I experienced one of those such moments this past weekend with Lorelai and Burt. And although I don't own a time capsule of that nature, I did manage to snap some pretty great pictures with my camera.. :)
Summer rain, there's just something about it I cannot even begin to describe. And to a two-year old? There's nothing more magical in the world. Water falling from the sky? check. Puddles to splash in? check. Mommy and daddy actually allowing me to play outside in this wonderful water haven? Absolutely.
With all of the rain we had this weekend, I was craving something seriously sweet and seriously delicious. That's where these come in.
They're warm, wonderful cinnamon buns with an icing that's out of this world insanely good. So good in fact, that I've convinced myself they're what's for breakfast. ;)
Recipe adapted from allrecipes
- 3/4 cup of milk
- 1/4 cup of butter, softened
- 1 (.25) oz package of active dry yeast
- 3 1/4 cups all-purpose flour
- 1/4 tsp salt
- 1 tsp of sugar (for proofing yeast)
- 1/4 cup of warm water (for proofing yeast)
- 1/4 cup granulated sugar
- 1 egg
- 1 cup of brown sugar
- 1 Tbs ground cinnamon
- 1/2 cup of butter, softened
For the icing:
- 2 Tbs melted butter
- 1 1/4 cups of powdered sugar
- 2 Tbs maple syrup
- 1/4 cup of milk
- 1 tsp of vanilla
First things first, proof your yeast by sprinkling your yeast packet into 1/4 cup of warm water. Mix in a tsp of sugar, stir, and wait for your yeast to foam and double in volume, about 10 minutes.
In a large saucepan, heat your milk to a slight boil over medium heat and stir in 1/4 cup of softened butter until it is fully melted and combined. Set milk mixture aside to let cool to lukewarm.
In a large mixing bowl, combine 2 1/2 cups of your flour, salt, sugar, and yeast. Stir in the slightly cooled milk mixture, egg, and additional flour 1/2 cup at a time. Mix together until dough holds together in a ball. Turn out dough on a lightly floured surface and begin kneading for about 5 minutes, or until it is smooth. Set dough on a lightly floured plate and cover with a damp cloth to rest for about 10 minutes.
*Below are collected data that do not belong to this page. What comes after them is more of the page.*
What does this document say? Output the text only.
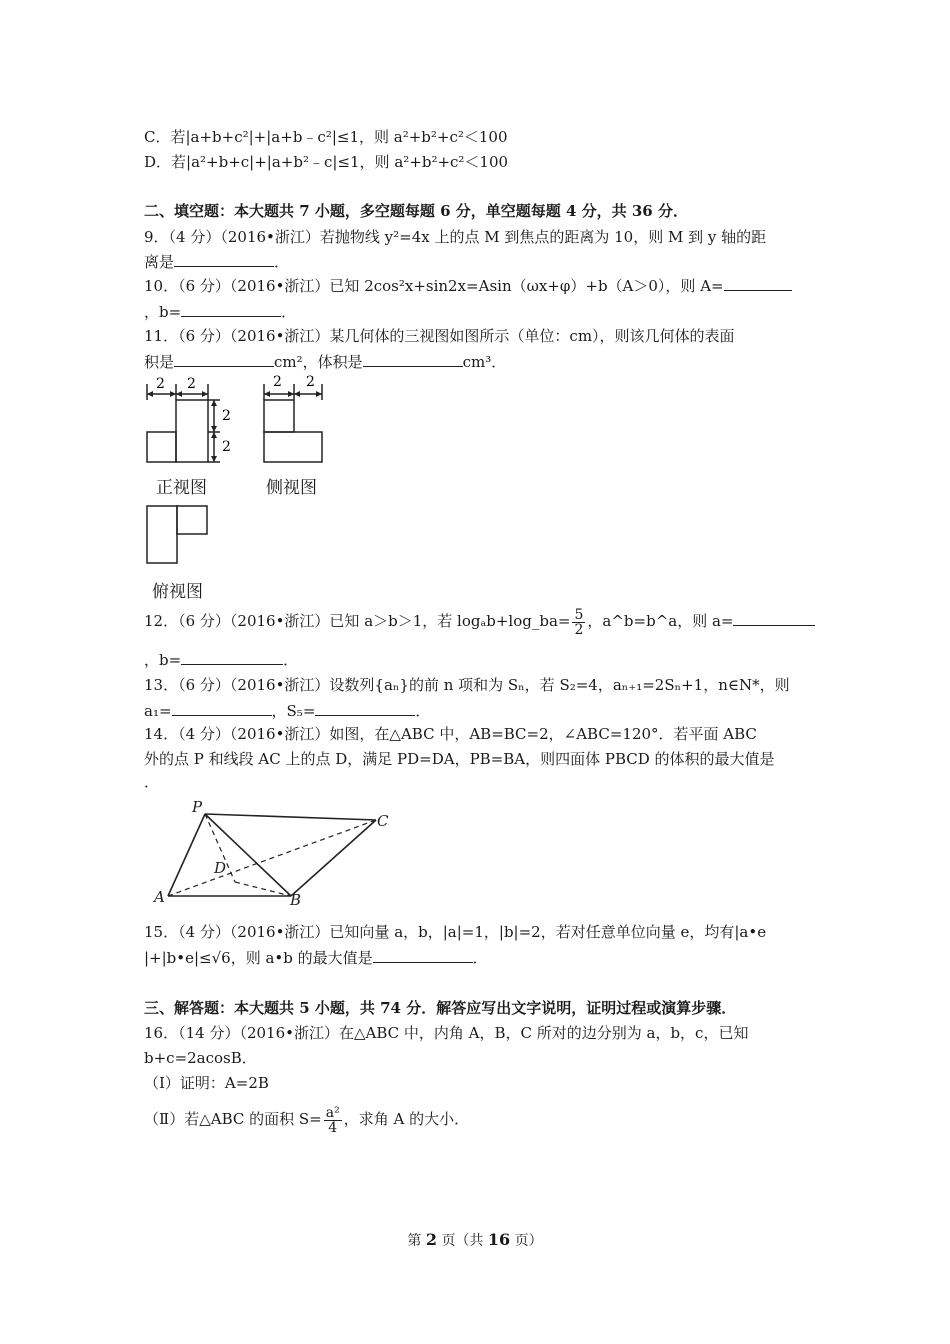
C．若|a+b+c²|+|a+b﹣c²|≤1，则 a²+b²+c²＜100
D．若|a²+b+c|+|a+b²﹣c|≤1，则 a²+b²+c²＜100
二、填空题：本大题共 7 小题，多空题每题 6 分，单空题每题 4 分，共 36 分．
9．（4 分）（2016•浙江）若抛物线 y²=4x 上的点 M 到焦点的距离为 10，则 M 到 y 轴的距
离是	．
10．（6 分）（2016•浙江）已知 2cos²x+sin2x=Asin（ωx+φ）+b（A＞0），则 A=
，b=	．
11．（6 分）（2016•浙江）某几何体的三视图如图所示（单位：cm），则该几何体的表面
积是	cm²，体积是	cm³．
2 2
2
2
2 2
正视图	侧视图
俯视图
12．（6 分）（2016•浙江）已知 a＞b＞1，若 logₐb+log_ba= $\frac{5}{2}$ ，a^b=b^a，则 a=
，b=	．
13．（6 分）（2016•浙江）设数列{aₙ}的前 n 项和为 Sₙ，若 S₂=4，aₙ₊₁=2Sₙ+1，n∈N*，则
a₁=	，S₅=	．
14．（4 分）（2016•浙江）如图，在△ABC 中，AB=BC=2，∠ABC=120°．若平面 ABC
外的点 P 和线段 AC 上的点 D，满足 PD=DA，PB=BA，则四面体 PBCD 的体积的最大值是
．
P
C
D
A	B
15．（4 分）（2016•浙江）已知向量 a，b，|a|=1，|b|=2，若对任意单位向量 e，均有|a•e
|+|b•e|≤√6，则 a•b 的最大值是	．
三、解答题：本大题共 5 小题，共 74 分．解答应写出文字说明，证明过程或演算步骤．
16．（14 分）（2016•浙江）在△ABC 中，内角 A，B，C 所对的边分别为 a，b，c，已知
b+c=2acosB．
（Ⅰ）证明：A=2B
（Ⅱ）若△ABC 的面积 $S= \frac{\text{a²}}{4}$ ，求角 A 的大小．
第 2 页（共 16 页）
Roll out dough out on a floured surface into a 12 x 9 inch rectangle.
Take your softened, almost melted stick of butter (1/2 a cup) and rub it all over the flattened sough evenly, using a spatula if necessary. Cover butter with 1 cup of brown sugar evenly, and sprinkle the Tbs of cinnamon over the sugar evenly. (You can combine the sugar and cinnamon beforehand to make this step even easier.)
Now, roll the dough longways, tightly toward you and pinch the seams. Use a large fillet knife to cut the dough into 12-14 evenly size rolls. Place the rolls in a greased 13x 9 inch pan about an inch apart and let rise (covered) for 30 minutes. Preheat your oven to 375 degrees.
Bake in a preheated oven at 375 degrees for 20 minutes or until golden brown. While cooling, make the icing.
Make your icing by combining together the powdered sugar, melted butter, maple syrup, milk, and vanilla extract until smooth. Adjust milk/powdered sugar to your desired consistency. Pour icing over warm cinnamon buns, then serve with a large glass of milk and eat, eat, EAT!